Royal Society Open Science published the research on June 27, 2017, which concluded that these feelings toward the wolves’ owners lasted through the animals’ adulthood, even if they still retained their inherent sense of fear toward humans. That’s not all they found, though!
Such observations led researchers to believe that the common ancestor of dogs and wolves may have actually been open to human companionship, leading to the development of their friendlier, cuddlier ancestors that we all know and love.
Let’s not forget, though, that dogs are still entirely different animals than wolves, even when said wolves are brought up by humans. The study, lead by Eötvös Loránd University’s Dorottya Ujfalussy in Hungary, proved that that wolf puppies can get attached to humans, but that doesn’t mean people should adopt wolves!
This is especially true when wolves are taken out of their natural habitats, which usually range for hundreds of miles, to live with humans. Moreover, studies of dogs’ brains prove that they are truly happier around us, even more than when they’re around other dogs! Humans even reduce stress in dogs. Yet that’s not so with wolves.
Mike Baird / Flickr
Wolves actively fear humans, and they avoid environments occupied by them. They’re also far more independent than their domesticated counterparts despite their pack-like mentality. For example, when wolf packs go hunting, the puppies are often left alone, so they learn to take care of themselves.
Dorottya was also interested in the similarities between the two animals. For example, both wolves and dogs like to greet each other by licking each other’s faces. Similarly, both dogs and wolves can understand certain human gestures, like pointing fingers—something even chimps can’t do!
Sander van der Wel / Flickr
This research was quite groundbreaking. “What we learned from our study is that while dogs may be more attached to their human caretaker in the sense of dependence and using their owners as a secure base,” said Dorottya in an interview, “wolves are also able to form lasting affiliative relationships with their caretakers, though without a sense of dependence.”
Like any thorough scientific study, there were a number of other observations to be made.

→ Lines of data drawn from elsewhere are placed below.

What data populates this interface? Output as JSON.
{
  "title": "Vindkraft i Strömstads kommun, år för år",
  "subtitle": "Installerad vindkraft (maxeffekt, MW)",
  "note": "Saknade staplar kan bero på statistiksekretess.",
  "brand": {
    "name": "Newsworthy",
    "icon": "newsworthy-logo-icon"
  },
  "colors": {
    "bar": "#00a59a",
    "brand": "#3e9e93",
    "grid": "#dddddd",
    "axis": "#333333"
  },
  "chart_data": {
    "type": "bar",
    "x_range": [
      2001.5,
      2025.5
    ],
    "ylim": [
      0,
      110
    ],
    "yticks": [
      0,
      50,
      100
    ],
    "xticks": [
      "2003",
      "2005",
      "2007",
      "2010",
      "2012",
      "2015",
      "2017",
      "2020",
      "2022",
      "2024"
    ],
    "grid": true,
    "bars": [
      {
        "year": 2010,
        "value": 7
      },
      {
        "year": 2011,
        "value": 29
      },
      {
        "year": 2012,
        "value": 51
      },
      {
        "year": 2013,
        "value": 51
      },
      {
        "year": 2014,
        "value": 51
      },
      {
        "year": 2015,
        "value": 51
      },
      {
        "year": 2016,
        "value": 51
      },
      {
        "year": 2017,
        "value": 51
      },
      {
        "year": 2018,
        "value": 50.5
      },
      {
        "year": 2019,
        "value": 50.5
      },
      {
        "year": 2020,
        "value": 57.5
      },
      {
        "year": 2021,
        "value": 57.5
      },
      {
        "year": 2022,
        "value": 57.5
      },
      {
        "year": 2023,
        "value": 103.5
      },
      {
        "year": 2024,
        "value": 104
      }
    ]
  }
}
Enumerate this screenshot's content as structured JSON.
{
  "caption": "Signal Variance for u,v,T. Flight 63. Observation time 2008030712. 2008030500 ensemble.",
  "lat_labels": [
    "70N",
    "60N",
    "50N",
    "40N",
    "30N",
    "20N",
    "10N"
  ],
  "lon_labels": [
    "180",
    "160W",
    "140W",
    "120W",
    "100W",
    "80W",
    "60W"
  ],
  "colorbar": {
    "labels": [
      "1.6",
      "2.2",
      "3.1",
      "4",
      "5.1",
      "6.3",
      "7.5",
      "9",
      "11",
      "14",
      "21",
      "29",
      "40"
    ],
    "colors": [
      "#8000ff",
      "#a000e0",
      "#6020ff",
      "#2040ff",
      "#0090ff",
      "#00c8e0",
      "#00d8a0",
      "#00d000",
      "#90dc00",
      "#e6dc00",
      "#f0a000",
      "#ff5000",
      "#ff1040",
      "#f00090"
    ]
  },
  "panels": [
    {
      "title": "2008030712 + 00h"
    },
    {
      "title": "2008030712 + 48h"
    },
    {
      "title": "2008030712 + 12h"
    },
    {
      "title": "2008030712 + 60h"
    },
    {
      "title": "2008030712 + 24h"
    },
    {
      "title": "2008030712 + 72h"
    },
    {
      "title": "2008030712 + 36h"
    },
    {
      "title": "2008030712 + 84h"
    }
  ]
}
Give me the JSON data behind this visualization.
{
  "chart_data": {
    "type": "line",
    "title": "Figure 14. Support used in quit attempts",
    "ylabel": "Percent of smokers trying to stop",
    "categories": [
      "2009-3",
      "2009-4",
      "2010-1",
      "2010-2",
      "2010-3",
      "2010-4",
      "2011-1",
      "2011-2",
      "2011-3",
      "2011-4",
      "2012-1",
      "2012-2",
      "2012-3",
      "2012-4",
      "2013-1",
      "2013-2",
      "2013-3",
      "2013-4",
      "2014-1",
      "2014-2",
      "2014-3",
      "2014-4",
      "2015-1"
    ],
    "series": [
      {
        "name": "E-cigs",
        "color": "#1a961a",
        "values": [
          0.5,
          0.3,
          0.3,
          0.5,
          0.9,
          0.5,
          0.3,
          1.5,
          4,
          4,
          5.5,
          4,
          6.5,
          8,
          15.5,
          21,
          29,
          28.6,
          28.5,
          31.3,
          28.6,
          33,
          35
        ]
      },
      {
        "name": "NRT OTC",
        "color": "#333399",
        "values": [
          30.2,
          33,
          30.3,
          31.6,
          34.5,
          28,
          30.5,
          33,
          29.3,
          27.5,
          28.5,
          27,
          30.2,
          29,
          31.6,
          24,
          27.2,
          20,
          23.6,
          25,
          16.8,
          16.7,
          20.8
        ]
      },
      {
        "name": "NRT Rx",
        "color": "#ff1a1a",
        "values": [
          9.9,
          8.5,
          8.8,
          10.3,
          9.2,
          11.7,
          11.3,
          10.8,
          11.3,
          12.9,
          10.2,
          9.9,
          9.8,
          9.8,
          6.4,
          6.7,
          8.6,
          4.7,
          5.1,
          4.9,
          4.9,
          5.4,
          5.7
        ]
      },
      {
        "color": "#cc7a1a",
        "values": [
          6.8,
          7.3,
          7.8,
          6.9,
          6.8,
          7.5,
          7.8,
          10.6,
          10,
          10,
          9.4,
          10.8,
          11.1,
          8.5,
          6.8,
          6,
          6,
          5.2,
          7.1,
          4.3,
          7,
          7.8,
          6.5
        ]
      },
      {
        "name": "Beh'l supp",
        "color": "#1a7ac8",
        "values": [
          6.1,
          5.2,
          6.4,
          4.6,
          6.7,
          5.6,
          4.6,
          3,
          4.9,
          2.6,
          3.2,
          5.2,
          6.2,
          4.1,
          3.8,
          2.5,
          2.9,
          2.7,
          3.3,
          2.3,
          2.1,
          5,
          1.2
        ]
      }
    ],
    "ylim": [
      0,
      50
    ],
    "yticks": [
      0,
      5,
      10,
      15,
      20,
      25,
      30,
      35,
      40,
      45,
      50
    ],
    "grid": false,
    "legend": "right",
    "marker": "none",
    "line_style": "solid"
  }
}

Perhaps the most important one, though, was that as much as wolves have the capacity to connect with humans, they are not domesticated.
“The problem starts when people disregard the advice of professionals and mistake wolves for dogs, keeping them as pets,” Dorottya said. “This is a serious welfare issue for wolves, as 99 percent of those animals will eventually be given up and usually euthanized.”
“Basically, wolves are wild animals, more independent, hard to control, hard to manage, and health-keeping conditions are impossible to provide in the human home, thus tame wolves kept as pets are a real danger to their environment and to themselves.” Phew! Good to know.
Tambako the Jaguar / Flickr
These new findings are absolutely fascinating, especially for dog-lovers. Who knows what else we may find out about our furry friends and their closest relatives?